Hiçbir şey önceden belli değildir. Kuram, gerçekleşenler üzerinden istatistiki metodlarla belirlenmiş olup, meydana gelen olaylarla doğrudan bir ilişki kurmak metafizk bir yaklaşım olur. Kendini ferah tut, kozandan çıkıp gönül rahatlığı ile kanat çırpıp uçabilirsin. Hep larva olarak kalamazsın ya. Bence, kelebek etkisinden anlayacağımız, dünyanın biryerlerinde insanları harekete geçiren olayların, başka bir yerde de tepki bulması ve katılımıdır. '68 gençliği hareketi gibi. Fransa'da başlayıp, dünyanın başka yörelerinde ve Türkiye'de de etkileşim bulan hareketti. Ben bunu anlıyorum. Mistik olarak yorumlamaya kalkarsak bu insanı içinden çıkılmaz ve hareket edemez hale getirir. Etrafımızda olan bitenden sorumlu olduğumuz sonucunu çıkarmamıza neden olur ki, bu da insanı başka boyutlara taşır, kendinden uzaklaştırır.

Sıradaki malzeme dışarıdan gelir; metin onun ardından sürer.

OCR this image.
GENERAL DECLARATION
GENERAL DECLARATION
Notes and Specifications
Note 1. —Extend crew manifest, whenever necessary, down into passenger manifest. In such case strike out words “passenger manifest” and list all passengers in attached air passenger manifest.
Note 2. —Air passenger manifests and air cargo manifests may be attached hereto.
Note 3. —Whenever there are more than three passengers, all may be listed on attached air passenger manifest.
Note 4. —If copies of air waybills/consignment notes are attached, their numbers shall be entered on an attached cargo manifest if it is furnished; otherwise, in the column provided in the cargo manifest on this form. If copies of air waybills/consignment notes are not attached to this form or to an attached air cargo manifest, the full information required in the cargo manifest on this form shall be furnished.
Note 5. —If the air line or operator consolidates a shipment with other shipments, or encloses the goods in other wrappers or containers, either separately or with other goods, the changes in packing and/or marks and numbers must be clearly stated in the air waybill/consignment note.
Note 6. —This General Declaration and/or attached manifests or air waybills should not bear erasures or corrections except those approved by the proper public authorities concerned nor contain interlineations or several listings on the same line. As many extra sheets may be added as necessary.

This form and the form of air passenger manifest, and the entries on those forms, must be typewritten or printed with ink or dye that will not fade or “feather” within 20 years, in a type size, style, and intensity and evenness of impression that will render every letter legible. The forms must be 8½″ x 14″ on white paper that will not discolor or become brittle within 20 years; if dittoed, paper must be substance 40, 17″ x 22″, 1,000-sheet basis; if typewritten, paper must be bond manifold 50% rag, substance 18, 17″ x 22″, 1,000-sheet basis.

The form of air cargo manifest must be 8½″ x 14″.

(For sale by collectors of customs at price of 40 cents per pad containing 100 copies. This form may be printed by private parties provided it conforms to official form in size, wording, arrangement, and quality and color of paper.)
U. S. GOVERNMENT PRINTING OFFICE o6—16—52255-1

Blog takipçilerini tanıştırma gibi bir teklif, sevdiğin kişileri blogda tanıştırıp kaynaştırma eyleminin gerçek hayata taşınmış şekli olarak algılanabilir..

Şefkat duygusunun, daha çok, suçluluk duygusu duyulduğu anlarda yüzeye çıktığına inanır mısınız?

Sinemadan çıktığımızda, biraz önce izlediğimiz filmde hangimizin gözünden daha büyük gözyaşı damlası düştüyse, yağmurda onun başına düşer büyük damlalar. Şemsiyeni açmazsan, birlikte damla olup yağmurla bütünleşiriz.

Beni dünyaya bağlayan şey, o'nu merkez alarak ve o'nun etrafında döndüğüm, çekim alanından çıkamadığım o müthiş kadın.

Sesler, yüzlerden daha önemlidir tanımak için. Sesini duymam gerek.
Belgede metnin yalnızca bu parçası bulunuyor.